Class is a status hierarchy, which usually has discrete grades, but is essentially analog, when understood most accurately.
The Duncan scale and its similars, come down to an equal ranking of income and years of education.
This is the modern, urban all-purpose status hierarchy of 'class'.
The older hierarchy, still extant in much of small town America, is a mix of size and antiquity of landownership relative to the time of settlement of a district, and military rank of one's forebears, plus the money-education scale averaged-in to some extent.
Fame hierarchies are highly susceptible to interpenetration with notoriety.
The delineation of class hierarchies, even presenting one scale as competing with another, has been a province of writers to a great extent; fiction writers who took advantage of their privilege, and left us with less than one would expect.

5/12/07, 11:33 PM

Anonymous JSBolton said...

A definition then could be:
the locally-dominant analog status hierarchy,
where dominant means deferred to by the majority in a locality,
whether they themselves share the implicit ranking of values involved or not.
Class does not imply community of values.
People recognize and defer to, other value-rankings, especially when these are fossilized in institutions, and never stated explicitly.

5/13/07, 1:44 AM

Blogger dearieme said...

Congratulations for having a try, and also for having a re-think.

5/13/07, 3:53 AM

Blogger Anthony said...

If you haven't already, you really must read "Class" by Paul Fussell. Some of the examples of class markers are dated, but the general outlines seem pretty accurate.

5/13/07, 10:58 AM

Anonymous Anonymous said...

What facts does the concept "class" capture that, say, "status ranking" does not? In America, there is plenty of pecking-order and money oligarchy, but the class thing is pretty fluid.

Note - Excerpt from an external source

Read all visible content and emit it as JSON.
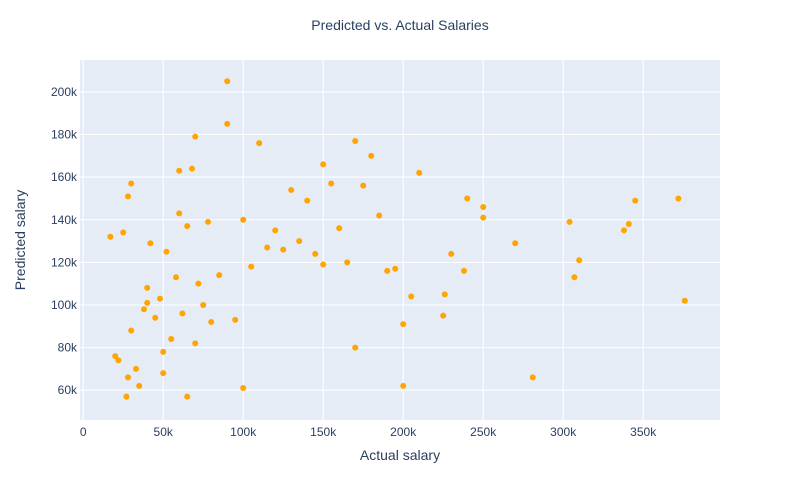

Is it a useful concept here? What are we using the concept to designate?

Does anyone have any anecdotes about class in the USA that don't boil down to something else (like race or income?). I don't.

5/14/07, 11:12 AM

Anonymous Anonymous said...

There's definitely a notion of shared values, too, in the sense that people of similar social class can more easily interact than people of very different social class. This encompasses education, background, interests, etc.

This drives some of the dysfunctional drive to send everyone to college. You pretty much have to have gone to college to be in the educated class, and despite a higher income, you wouldn't expect a plumbing contractor to feel comfortable at a gathering of programmers, research scientists, and college professors.

I suspect this also has a lot to do with the drive to get your kids into an ivy league school. Getting into Harvard almost automatically puts your kids into a higher class, and by association, puts you into a higher class.